Çünkü aslında demokratikleşme adı altında sürdürülen çalışmalar vatandaşların tamamının ülkede var olan imkan ve koşullardan eşit faydalanmasına yönelik çalışmalardı.

Ben merkezli devlet anlayışında vatandaş devlete kurban edilmişti. Devlet bürokrasisi vatandaş adına iktidarını meşrulaştırarak vatandaşın sesini kısmış, her şeyi yapma kudretini kendinde bulmuştu.

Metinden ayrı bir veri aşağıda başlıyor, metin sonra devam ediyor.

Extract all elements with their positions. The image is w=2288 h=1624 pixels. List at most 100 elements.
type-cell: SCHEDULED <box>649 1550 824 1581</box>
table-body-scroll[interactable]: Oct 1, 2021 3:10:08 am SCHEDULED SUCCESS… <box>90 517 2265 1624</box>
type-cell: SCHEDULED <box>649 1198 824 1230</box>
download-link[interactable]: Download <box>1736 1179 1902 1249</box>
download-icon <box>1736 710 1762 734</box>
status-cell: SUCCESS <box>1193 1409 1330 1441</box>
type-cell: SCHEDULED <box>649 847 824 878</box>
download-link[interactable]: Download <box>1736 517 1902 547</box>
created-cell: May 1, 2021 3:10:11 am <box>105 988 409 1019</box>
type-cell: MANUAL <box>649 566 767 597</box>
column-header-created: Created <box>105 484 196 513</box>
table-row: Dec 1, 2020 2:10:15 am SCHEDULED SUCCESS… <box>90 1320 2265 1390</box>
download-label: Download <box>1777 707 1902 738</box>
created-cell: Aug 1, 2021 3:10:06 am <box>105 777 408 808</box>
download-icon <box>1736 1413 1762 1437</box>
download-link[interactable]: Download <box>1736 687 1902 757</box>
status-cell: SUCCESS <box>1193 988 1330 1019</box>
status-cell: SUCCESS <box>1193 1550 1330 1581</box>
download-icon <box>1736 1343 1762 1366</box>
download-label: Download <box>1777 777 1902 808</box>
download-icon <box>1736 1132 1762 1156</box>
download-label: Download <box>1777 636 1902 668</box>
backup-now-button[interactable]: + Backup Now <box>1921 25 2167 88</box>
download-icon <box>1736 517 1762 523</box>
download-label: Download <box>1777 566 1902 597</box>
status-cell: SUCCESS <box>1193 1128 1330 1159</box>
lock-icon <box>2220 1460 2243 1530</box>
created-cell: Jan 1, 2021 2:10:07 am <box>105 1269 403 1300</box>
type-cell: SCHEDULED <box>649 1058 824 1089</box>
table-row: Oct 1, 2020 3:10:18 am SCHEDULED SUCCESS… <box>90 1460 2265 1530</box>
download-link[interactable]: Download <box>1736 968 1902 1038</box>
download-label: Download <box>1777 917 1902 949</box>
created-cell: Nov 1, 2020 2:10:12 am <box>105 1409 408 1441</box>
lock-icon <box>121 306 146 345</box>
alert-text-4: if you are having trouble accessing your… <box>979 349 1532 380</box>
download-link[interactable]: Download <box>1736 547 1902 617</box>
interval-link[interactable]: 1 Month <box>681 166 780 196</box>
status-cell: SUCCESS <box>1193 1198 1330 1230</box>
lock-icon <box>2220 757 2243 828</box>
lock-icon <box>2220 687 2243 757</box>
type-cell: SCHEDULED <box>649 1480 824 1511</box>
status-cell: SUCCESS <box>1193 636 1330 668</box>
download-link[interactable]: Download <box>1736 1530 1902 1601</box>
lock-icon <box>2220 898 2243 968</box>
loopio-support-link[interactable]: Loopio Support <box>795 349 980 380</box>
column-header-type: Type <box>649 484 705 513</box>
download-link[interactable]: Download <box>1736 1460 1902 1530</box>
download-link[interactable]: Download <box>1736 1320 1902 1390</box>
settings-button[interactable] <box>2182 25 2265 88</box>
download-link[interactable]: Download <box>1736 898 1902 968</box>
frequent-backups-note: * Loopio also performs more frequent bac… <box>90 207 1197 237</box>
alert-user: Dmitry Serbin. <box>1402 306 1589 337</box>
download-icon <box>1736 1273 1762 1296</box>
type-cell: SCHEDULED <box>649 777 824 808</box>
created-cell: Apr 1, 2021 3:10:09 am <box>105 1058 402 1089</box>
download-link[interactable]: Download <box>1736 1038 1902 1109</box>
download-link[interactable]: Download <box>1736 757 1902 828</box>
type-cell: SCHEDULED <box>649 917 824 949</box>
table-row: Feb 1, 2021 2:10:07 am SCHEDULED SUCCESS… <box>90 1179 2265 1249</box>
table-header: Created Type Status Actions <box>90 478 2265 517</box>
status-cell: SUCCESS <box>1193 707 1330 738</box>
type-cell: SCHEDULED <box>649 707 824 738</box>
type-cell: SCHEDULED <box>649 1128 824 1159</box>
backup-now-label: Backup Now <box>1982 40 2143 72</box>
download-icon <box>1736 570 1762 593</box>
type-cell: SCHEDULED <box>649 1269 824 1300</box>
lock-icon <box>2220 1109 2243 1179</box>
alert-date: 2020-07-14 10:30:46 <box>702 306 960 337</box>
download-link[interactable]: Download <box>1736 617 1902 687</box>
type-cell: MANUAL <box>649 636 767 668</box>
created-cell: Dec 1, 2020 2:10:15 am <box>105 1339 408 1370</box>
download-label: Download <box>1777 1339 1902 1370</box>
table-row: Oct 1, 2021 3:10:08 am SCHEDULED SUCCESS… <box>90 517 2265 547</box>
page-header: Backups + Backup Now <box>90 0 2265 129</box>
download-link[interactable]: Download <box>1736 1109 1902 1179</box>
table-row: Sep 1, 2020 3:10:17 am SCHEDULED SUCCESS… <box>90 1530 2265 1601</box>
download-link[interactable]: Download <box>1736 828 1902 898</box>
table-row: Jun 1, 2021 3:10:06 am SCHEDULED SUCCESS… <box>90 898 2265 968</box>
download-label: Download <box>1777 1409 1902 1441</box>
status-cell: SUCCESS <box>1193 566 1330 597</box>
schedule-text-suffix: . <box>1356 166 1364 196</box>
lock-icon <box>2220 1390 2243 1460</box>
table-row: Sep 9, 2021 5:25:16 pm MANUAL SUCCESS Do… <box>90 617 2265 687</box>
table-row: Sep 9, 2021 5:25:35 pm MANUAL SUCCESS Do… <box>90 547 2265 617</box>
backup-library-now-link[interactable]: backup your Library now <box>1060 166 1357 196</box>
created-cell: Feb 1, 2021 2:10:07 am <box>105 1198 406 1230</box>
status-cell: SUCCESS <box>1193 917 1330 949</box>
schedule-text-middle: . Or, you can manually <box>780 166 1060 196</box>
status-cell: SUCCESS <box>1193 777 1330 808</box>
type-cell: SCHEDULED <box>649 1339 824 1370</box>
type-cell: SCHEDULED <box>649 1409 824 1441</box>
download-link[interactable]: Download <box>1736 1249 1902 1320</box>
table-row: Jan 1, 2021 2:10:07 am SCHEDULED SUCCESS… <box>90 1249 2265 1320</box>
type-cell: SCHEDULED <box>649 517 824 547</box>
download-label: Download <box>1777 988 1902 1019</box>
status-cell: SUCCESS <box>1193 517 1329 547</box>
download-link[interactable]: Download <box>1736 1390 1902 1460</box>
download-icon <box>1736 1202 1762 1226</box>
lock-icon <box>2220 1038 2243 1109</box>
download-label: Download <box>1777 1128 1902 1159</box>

Bu yapıyı bilen siyaset mekanizması kurmuş olduğu hükümetler sayesinde iktidar oyunlarında yer almış ancak asıl iktidara dokunma cesareti gösterememişti. Her teşebbüste de asıl iktidar düzenlediği senaryolarla hükümeti yerinden etmiş ve kimin iktidar olduğunu göstermiştir.

Bu girdaptan kurtulmanın yolu ise hep demokratikleşme adımları atılarak gizli olan asıl iktidarın zayıflatılarak yönetimin gerçek sahiplerine bırakılması olarak görülmüştür.

Ancak tekçi ve merkezci yapı kendini “benlik” duygusunda saklı tutuyor. Her ne ad adı altında olursa olsun gücü bir nebze eline geçiren diğerine rahmet okutur duruma geliyor. Sistem değişikliği çabaları önceleri düzgün bir mecrada yürüyor ardından bir bakıyorsunuz ki demokratikleşme yolunda bir baskı unsuru ortaya çıkmış. İşte bu nedenle de memleket sancı üzerine sancı yaşıyor ancak bir türlü istenen doğum gerçekleşmiyor.

“Ben” olunca kaba bir devlet anlayışı ortaya çıkıyor. Birileri vatandaş adına kendini devletin yegâne sahibi olarak görüyor. Konumlandıkları alanları parselleyen ve kimseye kaptırmayan anlayışlar ortaya çıkıyor. Yanlışlar zamanla alışkanlık yapıyor ve normalmiş gibi sürdürülüyor.

Bu nedenle yıllarca demokratikleşme çabalarına rağmen bu ülkede işkenceler, tutuklamalar, sürgünler, idamlar, dışlamalar, yok sayılmalar, öldürmeler, faili meçhul cinayetler işlendi. Durumdan vazife çıkarma adına darbeler yaşandı insan hakları askıya alındı. İnsanların yaşları büyütülerek idam edildiler. İnsanların yaşları küçültülerek idam edildiler. Anadillerini konuşuyorlar diye insanlara para cezaları kesildi.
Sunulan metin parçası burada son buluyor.